May 20, 1940 - August 7, 2018
It is important to understand the manner in which our father lived his life: his compassion for others, his ability to meet a stranger and make a friend, and his devotion to family and friends defined him. Our father was born in Sokolce in 1940, then a part of communist Czechoslovakia. At the age of 8, his aunt and uncle visited to ask if they could adopt Stan and raise him in Canada. Stan’s mother, Amelia, and father, George, refused. Then came the miscommunication that would change the course of Stan’s life: the hungry 8-year-old came in to ask for a snack. When Stan was sent back to bed without his snack, he cried. His parents thought he was upset because he wanted to live in Canada, so they changed their minds and let him go. That small moment set in motion a series of events that greatly impacted our dad’s life.
When he arrived in Canada, Stan did not speak the language. He looked different than the other kids and he was not with his “real” family. Even though he was 8 years old, he was placed in a Kindergarten classroom due to his lack of English language skills. He was bullied, he was called a DP (displaced person, a great insult), he had no friends, and in his mind, he didn’t have his family.
In the midst of that great loneliness, he found the game of hockey, which would go on to become a great joy of his life. While our dad’s professional hockey accomplishments were many, we are most proud of his legacy of giving back and caring for others.
Those early moments upon his arrival in Canada made a lasting and profound mark on our dad. He learned what it was like to be alone in a world full of people, and how to reach out to others who felt that way. Our dad was a husband, father, and grandfather who fiercely loved his family above all else. A friend who would always lend a hand and never missed an opportunity to pull a prank. A kid from Czechoslovakia who never forgot the sacrifices his parents made, his feelings of being different and left out or his humble beginnings. A selfless Chicagoan who felt a duty to give back. A human who saw other people with differences as simply that - people.
As a father, he taught us by example about acceptance, compassion and patience, often reminding us that it doesn’t cost anything to be nice to people. He stressed that everyone is equally worthy of respect and kindness; that people are more alike than they are different. Our dad would ask us if we wanted to go to a track meet or a visit a hospital with him. He never qualified these outings as doing charity work or made note that some of the participants would be mentally, physically or medically challenged. We were just going to cheer some people on. We accompanied him to be “huggers” at the Special Olympics when he helped start the program in Chicago. When our dad and Uncle Irv founded AHIHA (American Hearing Impaired Hockey Association) in 1973, we were all involved from the beginning, helping any way we could. AHIHA is still going strong, fielding the US Deaf Olympic Team. The next generation of Mikitas, the grandchildren, continue to support the program by volunteering on and off the ice. Many of our good friends are AHIHA families. On Thanksgiving we would go to Larabida Children’s Hospital to play and have lunch with the kids and their families.
Several years ago, our father began declining mentally. Almost overnight, our mother’s partner of 52 years was mentally gone but physically still here. Our loving father and doting grandpa was suddenly confused and different from the person we knew.
This new journey was a change for all of us. As a family we decided that it was important to share news of his dementia. Our public statement was met with sorrow, understanding, compassion, love and support for both Stan and our family. We knew we were not alone in this journey, ours was just going to be a little more public than most because of Stan’s name and notoriety.
This is not a path any family foresees for a loved one, but it is, unfortunately, one that unites many of us. One amazing revelation was that once people knew that Stan was suffering with dementia, almost everyone who reached out to us had a family member or loved one fighting the same battle.

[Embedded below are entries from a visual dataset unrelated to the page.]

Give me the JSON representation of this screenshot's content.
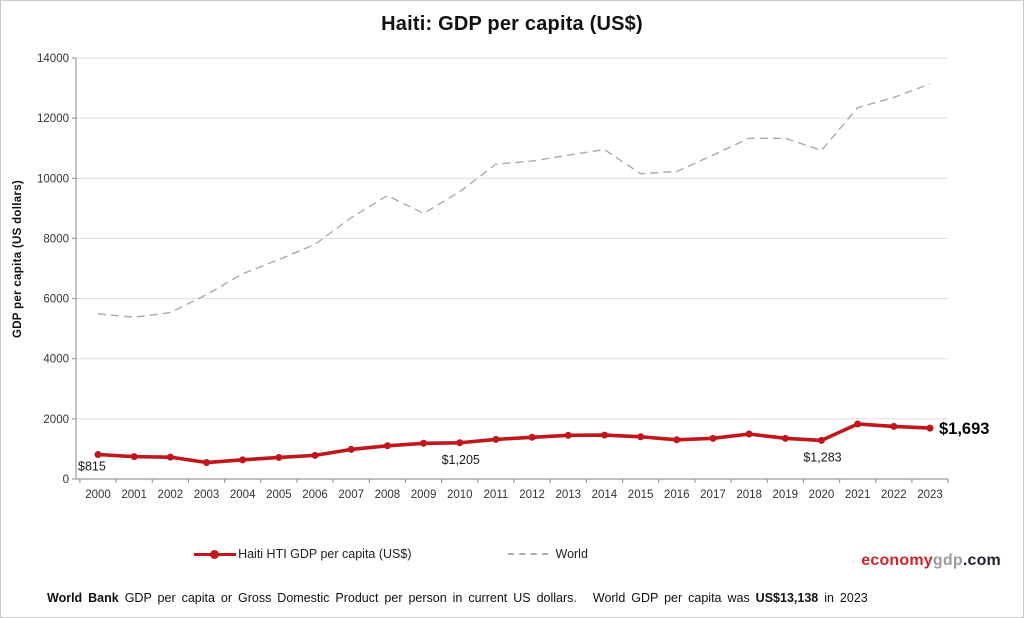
{
  "title": "Haiti: GDP per capita (US$)",
  "y_axis_title": "GDP per capita (US dollars)",
  "legend": {
    "haiti_label": "Haiti HTI GDP per capita (US$)",
    "world_label": "World"
  },
  "branding": {
    "part_economy": "economy",
    "part_gdp": "gdp",
    "part_com": ".com"
  },
  "footer": {
    "bold_source": "World Bank",
    "text_desc": " GDP per capita or Gross Domestic Product per person in current US dollars.",
    "text_world": "World GDP per capita was ",
    "bold_value": "US$13,138",
    "text_year": " in 2023"
  },
  "colors": {
    "haiti_line": "#C0161C",
    "world_line": "#ABABAB",
    "grid": "#DCDCDC",
    "axis": "#9B9B9B",
    "brand_red": "#D2232A",
    "brand_gray": "#9C9C9C",
    "brand_dark": "#222235"
  },
  "chart_data": {
    "type": "line",
    "title": "Haiti: GDP per capita (US$)",
    "xlabel": "",
    "ylabel": "GDP per capita (US dollars)",
    "ylim": [
      0,
      14000
    ],
    "yticks": [
      0,
      2000,
      4000,
      6000,
      8000,
      10000,
      12000,
      14000
    ],
    "grid": true,
    "legend_position": "bottom",
    "categories": [
      2000,
      2001,
      2002,
      2003,
      2004,
      2005,
      2006,
      2007,
      2008,
      2009,
      2010,
      2011,
      2012,
      2013,
      2014,
      2015,
      2016,
      2017,
      2018,
      2019,
      2020,
      2021,
      2022,
      2023
    ],
    "series": [
      {
        "name": "Haiti HTI GDP per capita (US$)",
        "color": "#C0161C",
        "style": "solid-markers",
        "values": [
          815,
          744,
          727,
          548,
          637,
          717,
          786,
          984,
          1105,
          1188,
          1205,
          1317,
          1387,
          1453,
          1461,
          1405,
          1304,
          1352,
          1497,
          1353,
          1283,
          1830,
          1748,
          1693
        ]
      },
      {
        "name": "World",
        "color": "#ABABAB",
        "style": "dashed",
        "values": [
          5494,
          5380,
          5533,
          6131,
          6826,
          7297,
          7804,
          8690,
          9424,
          8831,
          9554,
          10471,
          10571,
          10770,
          10955,
          10153,
          10224,
          10770,
          11330,
          11331,
          10926,
          12351,
          12688,
          13138
        ]
      }
    ],
    "annotations": [
      {
        "series": "Haiti HTI GDP per capita (US$)",
        "year": 2000,
        "text": "$815",
        "placement": "below-left",
        "emphasis": false
      },
      {
        "series": "Haiti HTI GDP per capita (US$)",
        "year": 2010,
        "text": "$1,205",
        "placement": "below",
        "emphasis": false
      },
      {
        "series": "Haiti HTI GDP per capita (US$)",
        "year": 2020,
        "text": "$1,283",
        "placement": "below",
        "emphasis": false
      },
      {
        "series": "Haiti HTI GDP per capita (US$)",
        "year": 2023,
        "text": "$1,693",
        "placement": "right",
        "emphasis": true
      }
    ]
  }
}
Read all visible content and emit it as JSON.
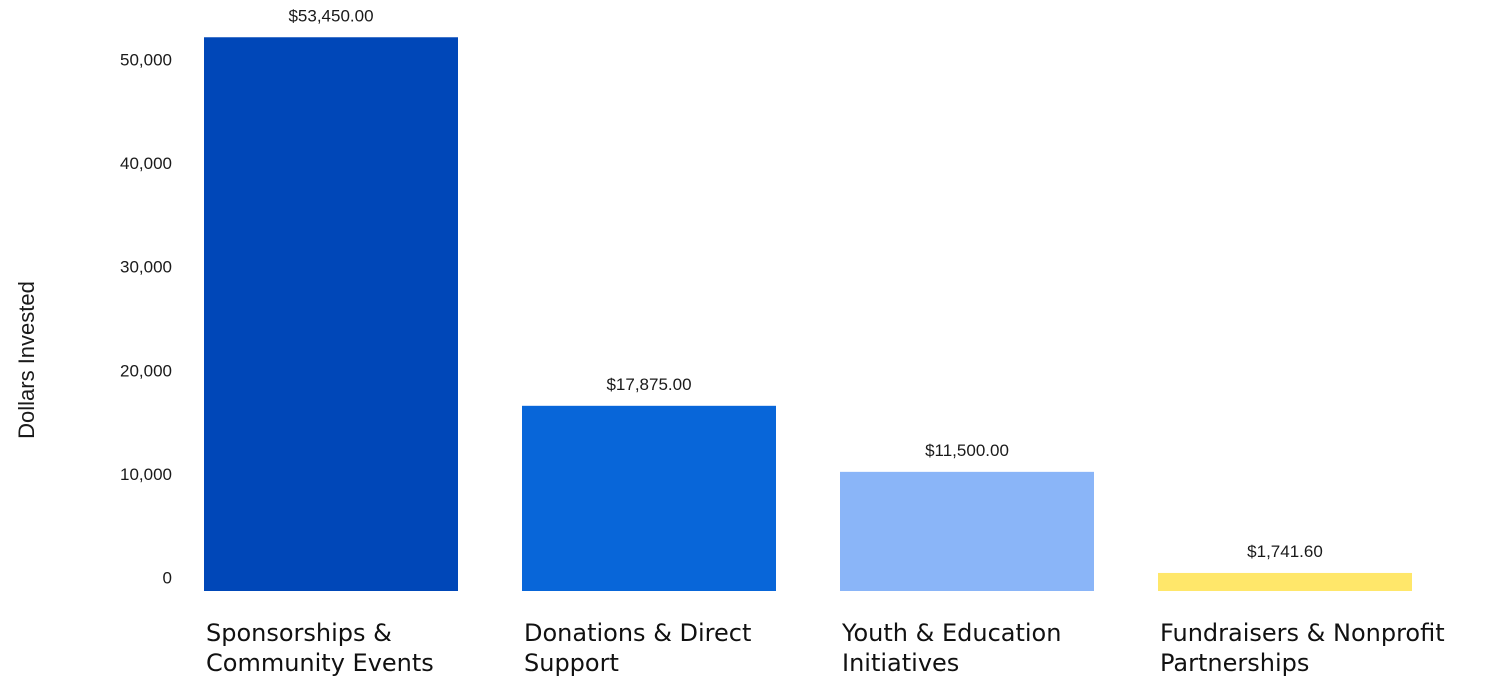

Because of the way our dad lived his life, during the end of his life, we were supported and loved by so many of the people he had touched. Friends, former teammates and rivals, kids he visited at schools and hospitals, old neighbors and strangers all reached out to offer comfort and share memories.
In keeping with the way he lived his life as a giver, it was our father’s idea to donate his brain to the VA-BU-CLF Brain Bank upon his death. He made his wishes abundantly clear, and as he said in his book, “This is a serious issue, and I am willing to be part of a test group. While I’m alive, I will gladly cooperate with the investigation of post-concussion syndrome. It’s the least I can do.” He visited Boston in 2013 to undergo baseline testing with Dr. Stern. He knew this was not diagnostic testing and he would not be receiving any medical treatment to help his memory loss, but that this information would be able to help others in the future. He told our sister Meg after the testing, “I told them they could have my brain, but not yet, I’m still using it.”
Our dad ended his book, Forever a Blackhawk with this quote, “By now, I thought for sure that I would be forgotten. Instead, I am still being remembered. How lucky can a guy be?” We were lucky to have him as a dad and friend, and we are honored to continue Stan’s wish to give back.